Il mercato e-commerce italiano entra nel 2025 confermando le tendenze già in atto negli ultimi anni. Amazon mantiene la prima posizione, seguita da Temu che consolida la sua presenza e si conferma come l’attore emergente più osservato. Accanto ai colossi globali trovano spazio anche piattaforme come Booking.com, Subito, eBay e Apple Store, segno di un ecosistema sempre più articolato.
I movimenti nella classifica
La fotografia scattata da Casaleggio Associati mostra come la top ten non sia immobile. Leroy Merlin avanza di una posizione, Sisal compie un balzo significativo fino all’ottavo posto e MediaWorld rientra nella fascia alta della graduatoria. Stabile invece Trenitalia, che si conferma decima e resta l’unico operatore a controllo pubblico in un contesto dominato da società private e multinazionali. Questa dinamica evidenzia un equilibrio in continua ridefinizione, dove le scelte strategiche incidono immediatamente sul posizionamento.

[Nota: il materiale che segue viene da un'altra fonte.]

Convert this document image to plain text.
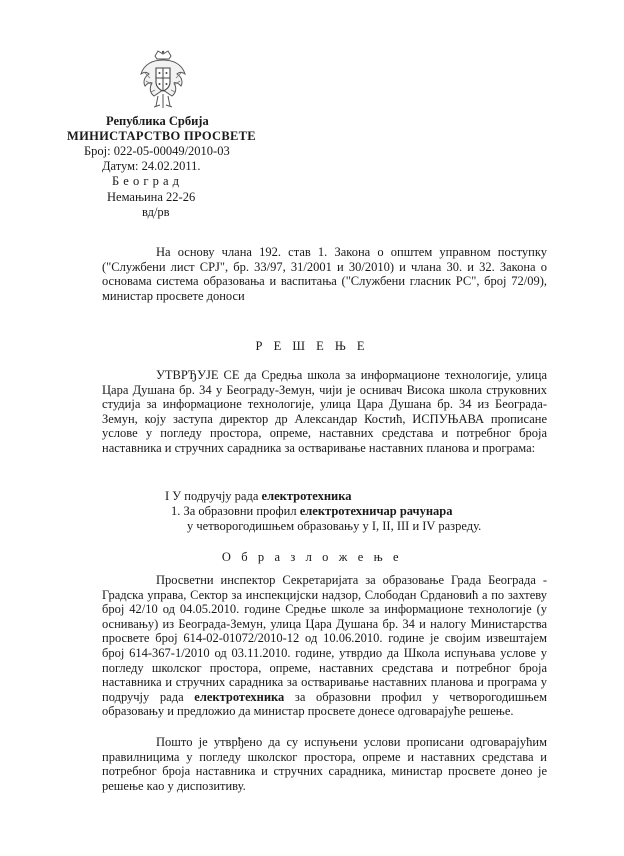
Република Србија
МИНИСТАРСТВО ПРОСВЕТЕ
Број: 022-05-00049/2010-03
Датум: 24.02.2011.
Б е о г р а д
Немањина 22-26
вд/рв
На основу члана 192. став 1. Закона о општем управном поступку ("Службени лист СРЈ", бр. 33/97, 31/2001 и 30/2010) и члана 30. и 32. Закона о основама система образовања и васпитања ("Службени гласник РС", број 72/09), министар просвете доноси
Р Е Ш Е Њ Е
УТВРЂУЈЕ СЕ да Средња школа за информационе технологије, улица Цара Душана бр. 34 у Београду-Земун, чији је оснивач Висока школа струковних студија за информационе технологије, улица Цара Душана бр. 34 из Београда-Земун, коју заступа директор др Александар Костић, ИСПУЊАВА прописане услове у погледу простора, опреме, наставних средстава и потребног броја наставника и стручних сарадника за остваривање наставних планова и програма:
I У подручју рада електротехника
1. За образовни профил електротехничар рачунара
у четворогодишњем образовању у I, II, III и IV разреду.
О б р а з л о ж е њ е
Просветни инспектор Секретаријата за образовање Града Београда - Градска управа, Сектор за инспекцијски надзор, Слободан Срдановић а по захтеву број 42/10 од 04.05.2010. године Средње школе за информационе технологије (у оснивању) из Београда-Земун, улица Цара Душана бр. 34 и налогу Министарства просвете број 614-02-01072/2010-12 од 10.06.2010. године је својим извештајем број 614-367-1/2010 од 03.11.2010. године, утврдио да Школа испуњава услове у погледу школског простора, опреме, наставних средстава и потребног броја наставника и стручних сарадника за остваривање наставних планова и програма у подручју рада електротехника за образовни профил у четворогодишњем образовању и предложио да министар просвете донесе одговарајуће решење.
Пошто је утврђено да су испуњени услови прописани одговарајућим правилницима у погледу школског простора, опреме и наставних средстава и потребног броја наставника и стручних сарадника, министар просвете донео је решење као у диспозитиву.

I settori dominati dalle imprese italiane
Se i grandi marketplace controllano la parte più visibile del mercato, alcuni comparti rimangono terreno fertile per le aziende italiane. Le farmacie online rappresentano quasi la totalità del mercato nazionale, l’alimentare è presidio storico con un radicamento che raggiunge il 96% e il turismo resta in larga misura nelle mani degli operatori locali. La capacità di presidiare questi segmenti con competenze verticali e una forte conoscenza del territorio permette di mantenere una posizione competitiva.
L’edizione 2025 introduce inoltre la “Top 10 di settore”, strumento che offre una visione più dettagliata delle performance, consentendo di misurare il peso delle aziende italiane rispetto ai player internazionali. Questa chiave di lettura permette di andare oltre la competizione sui volumi complessivi e di comprendere meglio dove possono svilupparsi nuove opportunità.

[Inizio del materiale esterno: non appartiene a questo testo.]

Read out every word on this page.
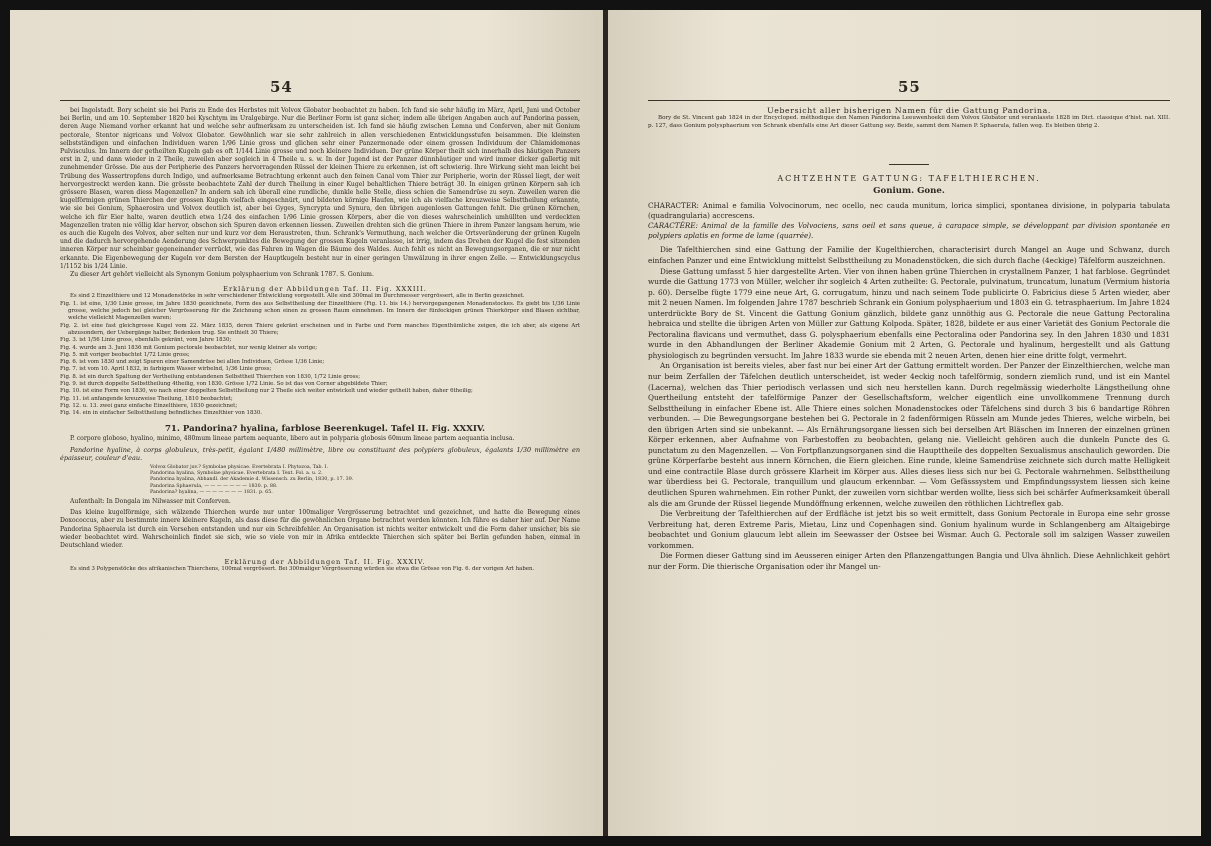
54

bei Ingolstadt. Bory scheint sie bei Paris zu Ende des Herbstes mit Volvox Globator beobachtet zu haben. Ich fand sie sehr häufig im März, April, Juni und October bei Berlin, und am 10. September 1820 bei Kyschtym im Uralgebirge. Nur die Berliner Form ist ganz sicher, indem alle übrigen Angaben auch auf Pandorina passen, deren Auge Niemand vorher erkannt hat und welche sehr aufmerksam zu unterscheiden ist. Ich fand sie häufig zwischen Lemna und Conferven, aber mit Gonium pectorale, Stentor nigricans und Volvox Globator. Gewöhnlich war sie sehr zahlreich in allen verschiedenen Entwicklungsstufen beisammen. Die kleinsten selbstständigen und einfachen Individuen waren 1/96 Linie gross und glichen sehr einer Panzermonade oder einem grossen Individuum der Chlamidomonas Pulvisculus. Im Innern der getheilten Kugeln gab es oft 1/144 Linie grosse und noch kleinere Individuen. Der grüne Körper theilt sich innerhalb des häutigen Panzers erst in 2, und dann wieder in 2 Theile, zuweilen aber sogleich in 4 Theile u. s. w. In der Jugend ist der Panzer dünnhäutiger und wird immer dicker gallertig mit zunehmender Grösse. Die aus der Peripherie des Panzers hervorragenden Rüssel der kleinen Thiere zu erkennen, ist oft schwierig. Ihre Wirkung sieht man leicht bei Trübung des Wassertropfens durch Indigo, und aufmerksame Betrachtung erkennt auch den feinen Canal vom Thier zur Peripherie, worin der Rüssel liegt, der weit hervorgestreckt werden kann. Die grösste beobachtete Zahl der durch Theilung in einer Kugel behaltlichen Thiere beträgt 30. In einigen grünen Körpern sah ich grössere Blasen, waren diess Magenzellen? In andern sah ich überall eine rundliche, dunkle helle Stelle, diess schien die Samendrüse zu seyn. Zuweilen waren die kugelförmigen grünen Thierchen der grossen Kugeln vielfach eingeschnürt, und bildeten körnige Haufen, wie ich als vielfache kreuzweise Selbsttheilung erkannte, wie sie bei Gonium, Sphaerosira und Volvox deutlich ist, aber bei Gyges, Syncrypta und Synura, den übrigen augenlosen Gattungen fehlt. Die grünen Körnchen, welche ich für Eier halte, waren deutlich etwa 1/24 des einfachen 1/96 Linie grossen Körpers, aber die von dieses wahrscheinlich umhüllten und verdeckten Magenzellen traten nie völlig klar hervor, obschon sich Spuren davon erkennen liessen. Zuweilen drehten sich die grünen Thiere in ihrem Panzer langsam herum, wie es auch die Kugeln des Volvox, aber selten nur und kurz vor dem Heraustreten, thun. Schrank's Vermuthung, nach welcher die Ortsveränderung der grünen Kugeln und die dadurch hervorgehende Aenderung des Schwerpunktes die Bewegung der grossen Kugeln veranlasse, ist irrig, indem das Drehen der Kugel die fest sitzenden inneren Körper nur scheinbar gegeneinander verrückt, wie das Fahren im Wagen die Bäume des Waldes. Auch fehlt es nicht an Bewegungsorganen, die er nur nicht erkannte. Die Eigenbewegung der Kugeln vor dem Bersten der Hauptkugeln besteht nur in einer geringen Umwälzung in ihrer engen Zelle. — Entwicklungscyclus 1/1152 bis 1/24 Linie.

Zu dieser Art gehört vielleicht als Synonym Gonium polysphaerium von Schrank 1787. S. Gonium.

Erklärung der Abbildungen Taf. II. Fig. XXXIII.

Es sind 2 Einzelthiere und 12 Monadenstöcke in sehr verschiedener Entwicklung vorgestellt. Alle sind 300mal im Durchmesser vergrössert, alle in Berlin gezeichnet.

Fig. 1. ist eine, 1/30 Linie grosse, im Jahre 1830 gezeichnete, Form des aus Selbsttheilung der Einzelthiere (Fig. 11. bis 14.) hervorgegangenen Monadenstockes. Es giebt bis 1/36 Linie grosse, welche jedoch bei gleicher Vergrösserung für die Zeichnung schon einen zu grossen Raum einnehmen. Im Innern der fünfeckigen grünen Thierkörper sind Blasen sichtbar, welche vielleicht Magenzellen waren;

Fig. 2. ist eine fast gleichgrosse Kugel vom 22. März 1835, deren Thiere gekränt erscheinen und in Farbe und Form manches Eigenthümliche zeigen, die ich aber, als eigene Art abzusondern, der Uebergänge halber, Bedenken trug. Sie enthielt 30 Thiere;

Fig. 3. ist 1/56 Linie gross, ebenfalls gekränt, vom Jahre 1830;

Fig. 4. wurde am 3. Juni 1836 mit Gonium pectorale beobachtet, nur wenig kleiner als vorige;

Fig. 5. mit voriger beobachtet 1/72 Linie gross;

Fig. 6. ist vom 1830 und zeigt Spuren einer Samendrüse bei allen Individuen, Grösse 1/36 Linie;

Fig. 7. ist vom 10. April 1832, in farbigem Wasser wirbelnd, 1/36 Linie gross;

Fig. 8. ist ein durch Spaltung der Vertheilung entstandenen Selbsttheil Thierchen von 1830, 1/72 Linie gross;

Fig. 9. ist durch doppelte Selbsttheilung 4theilig, von 1830. Grösse 1/72 Linie. So ist das von Corner abgebildete Thier;

Fig. 10. ist eine Form von 1830, wo nach einer doppelten Selbsttheilung nur 2 Theile sich weiter entwickelt und wieder getheilt haben, daher 6theilig;

Fig. 11. ist anfangende kreuzweise Theilung, 1810 beobachtet;

Fig. 12. u. 13. zwei ganz einfache Einzelthiere, 1830 gezeichnet;

Fig. 14. ein in einfacher Selbsttheilung befindliches Einzelthier von 1830.

71. Pandorina? hyalina, farblose Beerenkugel. Tafel II. Fig. XXXIV.

P. corpore globoso, hyalino, minimo, 480mum lineae partem aequante, libero aut in polyparia globosis 60mum lineae partem aequantia inclusa.

Pandorine hyaline, à corps globuleux, très-petit, égalant 1/480 millimètre, libre ou constituant des polypiers globuleux, égalants 1/30 millimètre en épaisseur, couleur d'eau.

Volvox Globator juv.? Symbolae physicae. Evertebrata I. Phytozoa, Tab. I.

Pandorina hyalina, Symbolae physicae. Evertebrata I. Text. Fol. a. u. 2.

Pandorina hyalina, Abhandl. der Akademie d. Wissensch. zu Berlin, 1830, p. 17. 39.

Pandorina Sphaerula, — — — — — — — 1830. p. 88.

Pandorina? hyalina, — — — — — — — 1831. p. 65.

Aufenthalt: In Dongala im Nilwasser mit Conferven.

Das kleine kugelförmige, sich wälzende Thierchen wurde nur unter 100maliger Vergrösserung betrachtet und gezeichnet, und hatte die Bewegung eines Doxococcus, aber zu bestimmte innere kleinere Kugeln, als dass diese für die gewöhnlichen Organe betrachtet werden könnten. Ich führe es daher hier auf. Der Name Pandorina Sphaerula ist durch ein Versehen entstanden und nur ein Schreibfehler. An Organisation ist nichts weiter entwickelt und die Form daher unsicher, bis sie wieder beobachtet wird. Wahrscheinlich findet sie sich, wie so viele von mir in Afrika entdeckte Thierchen sich später bei Berlin gefunden haben, einmal in Deutschland wieder.

Erklärung der Abbildungen Taf. II. Fig. XXXIV.

Es sind 3 Polypenstöcke des afrikanischen Thierchens, 100mal vergrössert. Bei 300maliger Vergrösserung würden sie etwa die Grösse von Fig. 6. der vorigen Art haben.

55

Uebersicht aller bisherigen Namen für die Gattung Pandorina.

Bory de St. Vincent gab 1824 in der Encycloped. méthodique den Namen Pandorina Leeuwenhoekii dem Volvox Globator und veranlasste 1828 im Dict. classique d'hist. nat. XIII. p. 127, dass Gonium polysphaerium von Schrank ebenfalls eine Art dieser Gattung sey. Beide, sammt dem Namen P. Sphaerula, fallen weg. Es bleiben übrig 2.

ACHTZEHNTE GATTUNG: TAFELTHIERCHEN.

Gonium. Gone.

CHARACTER: Animal e familia Volvocinorum, nec ocello, nec cauda munitum, lorica simplici, spontanea divisione, in polyparia tabulata (quadrangularia) accrescens.

CARACTÈRE: Animal de la famille des Volvociens, sans oeil et sans queue, à carapace simple, se développant par division spontanée en polypiers aplatis en forme de lame (quarrée).

Die Tafelthierchen sind eine Gattung der Familie der Kugelthierchen, characterisirt durch Mangel an Auge und Schwanz, durch einfachen Panzer und eine Entwicklung mittelst Selbsttheilung zu Monadenstöcken, die sich durch flache (4eckige) Täfelform auszeichnen.

Diese Gattung umfasst 5 hier dargestellte Arten. Vier von ihnen haben grüne Thierchen in crystallnem Panzer, 1 hat farblose. Gegründet wurde die Gattung 1773 von Müller, welcher ihr sogleich 4 Arten zutheilte: G. Pectorale, pulvinatum, truncatum, lunatum (Vermium historia p. 60). Derselbe fügte 1779 eine neue Art, G. corrugatum, hinzu und nach seinem Tode publicirte O. Fabricius diese 5 Arten wieder, aber mit 2 neuen Namen. Im folgenden Jahre 1787 beschrieb Schrank ein Gonium polysphaerium und 1803 ein G. tetrasphaerium. Im Jahre 1824 unterdrückte Bory de St. Vincent die Gattung Gonium gänzlich, bildete ganz unnöthig aus G. Pectorale die neue Gattung Pectoralina hebraica und stellte die übrigen Arten von Müller zur Gattung Kolpoda. Später, 1828, bildete er aus einer Varietät des Gonium Pectorale die Pectoralina flavicans und vermuthet, dass G. polysphaerium ebenfalls eine Pectoralina oder Pandorina sey. In den Jahren 1830 und 1831 wurde in den Abhandlungen der Berliner Akademie Gonium mit 2 Arten, G. Pectorale und hyalinum, hergestellt und als Gattung physiologisch zu begründen versucht. Im Jahre 1833 wurde sie ebenda mit 2 neuen Arten, denen hier eine dritte folgt, vermehrt.

An Organisation ist bereits vieles, aber fast nur bei einer Art der Gattung ermittelt worden. Der Panzer der Einzelthierchen, welche man nur beim Zerfallen der Täfelchen deutlich unterscheidet, ist weder 4eckig noch tafelförmig, sondern ziemlich rund, und ist ein Mantel (Lacerna), welchen das Thier periodisch verlassen und sich neu herstellen kann. Durch regelmässig wiederholte Längstheilung ohne Quertheilung entsteht der tafelförmige Panzer der Gesellschaftsform, welcher eigentlich eine unvollkommene Trennung durch Selbsttheilung in einfacher Ebene ist. Alle Thiere eines solchen Monadenstockes oder Täfelchens sind durch 3 bis 6 bandartige Röhren verbunden. — Die Bewegungsorgane bestehen bei G. Pectorale in 2 fadenförmigen Rüsseln am Munde jedes Thieres, welche wirbeln, bei den übrigen Arten sind sie unbekannt. — Als Ernährungsorgane liessen sich bei derselben Art Bläschen im Inneren der einzelnen grünen Körper erkennen, aber Aufnahme von Farbestoffen zu beobachten, gelang nie. Vielleicht gehören auch die dunkeln Puncte des G. punctatum zu den Magenzellen. — Von Fortpflanzungsorganen sind die Haupttheile des doppelten Sexualismus anschaulich geworden. Die grüne Körperfarbe besteht aus innern Körnchen, die Eiern gleichen. Eine runde, kleine Samendrüse zeichnete sich durch matte Helligkeit und eine contractile Blase durch grössere Klarheit im Körper aus. Alles dieses liess sich nur bei G. Pectorale wahrnehmen. Selbsttheilung war überdiess bei G. Pectorale, tranquillum und glaucum erkennbar. — Vom Gefässsystem und Empfindungssystem liessen sich keine deutlichen Spuren wahrnehmen. Ein rother Punkt, der zuweilen vorn sichtbar werden wollte, liess sich bei schärfer Aufmerksamkeit überall als die am Grunde der Rüssel liegende Mundöffnung erkennen, welche zuweilen den röthlichen Lichtreflex gab.

Die Verbreitung der Tafelthierchen auf der Erdfläche ist jetzt bis so weit ermittelt, dass Gonium Pectorale in Europa eine sehr grosse Verbreitung hat, deren Extreme Paris, Mietau, Linz und Copenhagen sind. Gonium hyalinum wurde in Schlangenberg am Altaigebirge beobachtet und Gonium glaucum lebt allein im Seewasser der Ostsee bei Wismar. Auch G. Pectorale soll im salzigen Wasser zuweilen vorkommen.

Die Formen dieser Gattung sind im Aeusseren einiger Arten den Pflanzengattungen Bangia und Ulva ähnlich. Diese Aehnlichkeit gehört nur der Form. Die thierische Organisation oder ihr Mangel un-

I fattori individuati come decisivi restano l’innovazione tecnologica, la capacità di integrare canali differenti e la costruzione di esperienze di acquisto fluide e personalizzate. A questi si aggiunge la forza del marchio e la fiducia dei consumatori, sempre più centrali in un panorama affollato di offerte simili. Chi saprà rafforzare questi elementi avrà maggiori probabilità di scalare la classifica e consolidare la propria posizione.

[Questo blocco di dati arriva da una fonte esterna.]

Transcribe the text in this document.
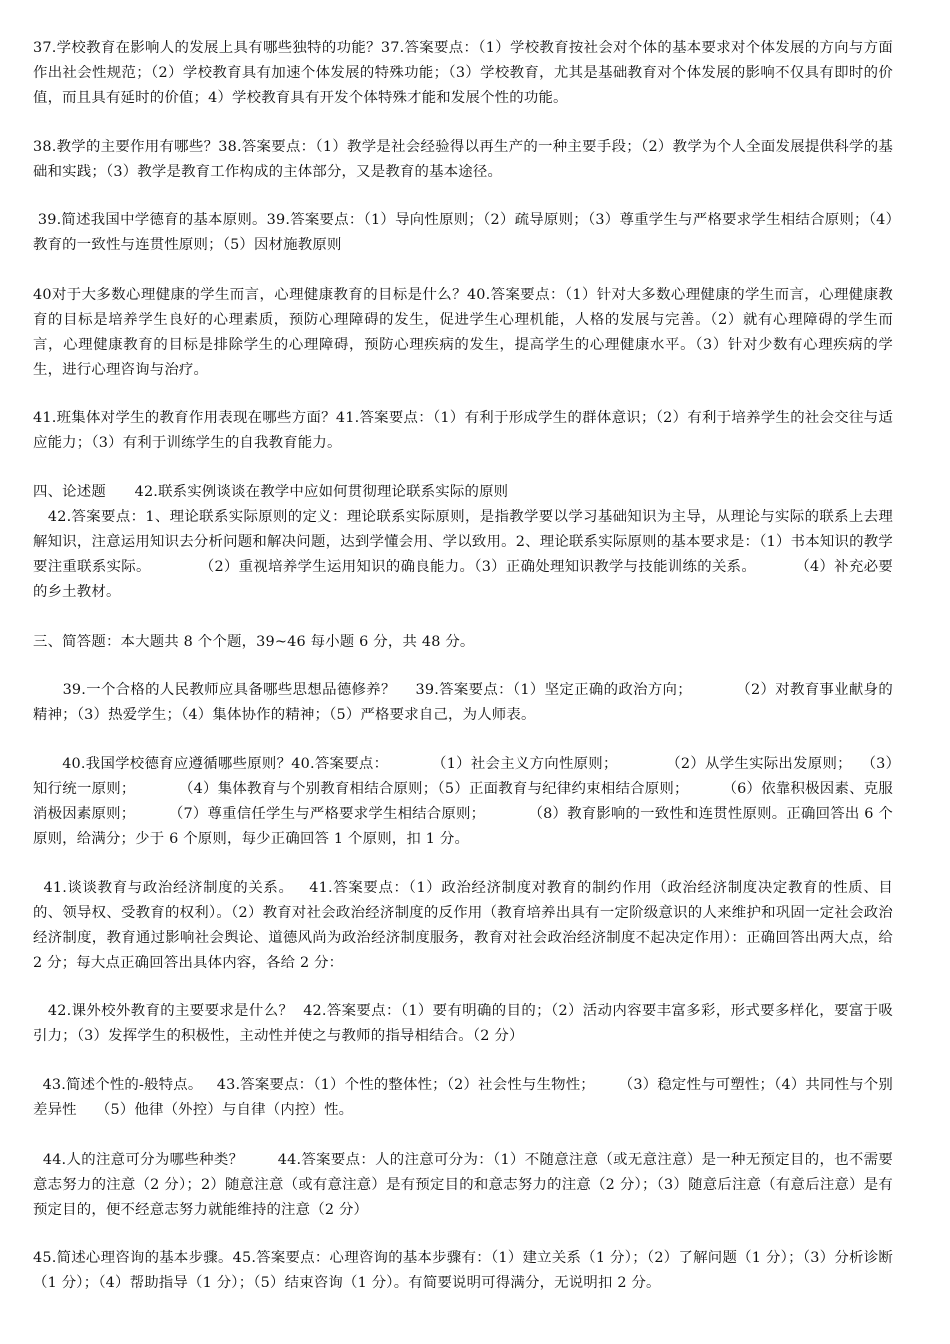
37.学校教育在影响人的发展上具有哪些独特的功能？37.答案要点：（1）学校教育按社会对个体的基本要求对个体发展的方向与方面作出社会性规范；（2）学校教育具有加速个体发展的特殊功能；（3）学校教育，尤其是基础教育对个体发展的影响不仅具有即时的价值，而且具有延时的价值；4）学校教育具有开发个体特殊才能和发展个性的功能。
38.教学的主要作用有哪些？38.答案要点：（1）教学是社会经验得以再生产的一种主要手段；（2）教学为个人全面发展提供科学的基础和实践；（3）教学是教育工作构成的主体部分，又是教育的基本途径。
39.简述我国中学德育的基本原则。39.答案要点：（1）导向性原则；（2）疏导原则；（3）尊重学生与严格要求学生相结合原则；（4）教育的一致性与连贯性原则；（5）因材施教原则
40对于大多数心理健康的学生而言，心理健康教育的目标是什么？40.答案要点：（1）针对大多数心理健康的学生而言，心理健康教育的目标是培养学生良好的心理素质，预防心理障碍的发生，促进学生心理机能，人格的发展与完善。（2）就有心理障碍的学生而言，心理健康教育的目标是排除学生的心理障碍，预防心理疾病的发生，提高学生的心理健康水平。（3）针对少数有心理疾病的学生，进行心理咨询与治疗。
41.班集体对学生的教育作用表现在哪些方面？41.答案要点：（1）有利于形成学生的群体意识；（2）有利于培养学生的社会交往与适应能力；（3）有利于训练学生的自我教育能力。
四、论述题      42.联系实例谈谈在教学中应如何贯彻理论联系实际的原则
42.答案要点：1、理论联系实际原则的定义：理论联系实际原则，是指教学要以学习基础知识为主导，从理论与实际的联系上去理解知识，注意运用知识去分析问题和解决问题，达到学懂会用、学以致用。2、理论联系实际原则的基本要求是：（1）书本知识的教学要注重联系实际。          （2）重视培养学生运用知识的确良能力。（3）正确处理知识教学与技能训练的关系。        （4）补充必要的乡土教材。
三、简答题：本大题共 8 个个题，39~46 每小题 6 分，共 48 分。
39.一个合格的人民教师应具备哪些思想品德修养？    39.答案要点：（1）坚定正确的政治方向；         （2）对教育事业献身的精神；（3）热爱学生；（4）集体协作的精神；（5）严格要求自己，为人师表。
40.我国学校德育应遵循哪些原则？40.答案要点：         （1）社会主义方向性原则；          （2）从学生实际出发原则；  （3）知行统一原则；         （4）集体教育与个别教育相结合原则；（5）正面教育与纪律约束相结合原则；       （6）依靠积极因素、克服消极因素原则；       （7）尊重信任学生与严格要求学生相结合原则；         （8）教育影响的一致性和连贯性原则。正确回答出 6 个原则，给满分；少于 6 个原则，每少正确回答 1 个原则，扣 1 分。
41.谈谈教育与政治经济制度的关系。   41.答案要点：（1）政治经济制度对教育的制约作用（政治经济制度决定教育的性质、目的、领导权、受教育的权利）。（2）教育对社会政治经济制度的反作用（教育培养出具有一定阶级意识的人来维护和巩固一定社会政治经济制度，教育通过影响社会舆论、道德风尚为政治经济制度服务，教育对社会政治经济制度不起决定作用）：正确回答出两大点，给 2 分；每大点正确回答出具体内容，各给 2 分：
42.课外校外教育的主要要求是什么？  42.答案要点：（1）要有明确的目的；（2）活动内容要丰富多彩，形式要多样化，要富于吸引力；（3）发挥学生的积极性，主动性并使之与教师的指导相结合。（2 分）
43.简述个性的-般特点。   43.答案要点：（1）个性的整体性；（2）社会性与生物性；     （3）稳定性与可塑性；（4）共同性与个别差异性    （5）他律（外控）与自律（内控）性。
44.人的注意可分为哪些种类？       44.答案要点：人的注意可分为：（1）不随意注意（或无意注意）是一种无预定目的，也不需要意志努力的注意（2 分）；2）随意注意（或有意注意）是有预定目的和意志努力的注意（2 分）；（3）随意后注意（有意后注意）是有预定目的，便不经意志努力就能维持的注意（2 分）
45.简述心理咨询的基本步骤。45.答案要点：心理咨询的基本步骤有：（1）建立关系（1 分）；（2）了解问题（1 分）；（3）分析诊断（1 分）；（4）帮助指导（1 分）；（5）结束咨询（1 分）。有简要说明可得满分，无说明扣 2 分。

Lo scenario che emerge dal report è quello di un mercato vivace e competitivo. I grandi operatori globali mantengono la leadership, ma le imprese italiane mostrano di avere spazio per crescere puntando sulla differenziazione e sull’efficienza dei servizi. La sfida dei prossimi anni sarà trasformare questa presenza in un vantaggio stabile, investendo in logistica, assistenza e sostenibilità. In un contesto dove il digitale riduce le distanze, il valore di un’identità riconoscibile e affidabile può ancora fare la differenza.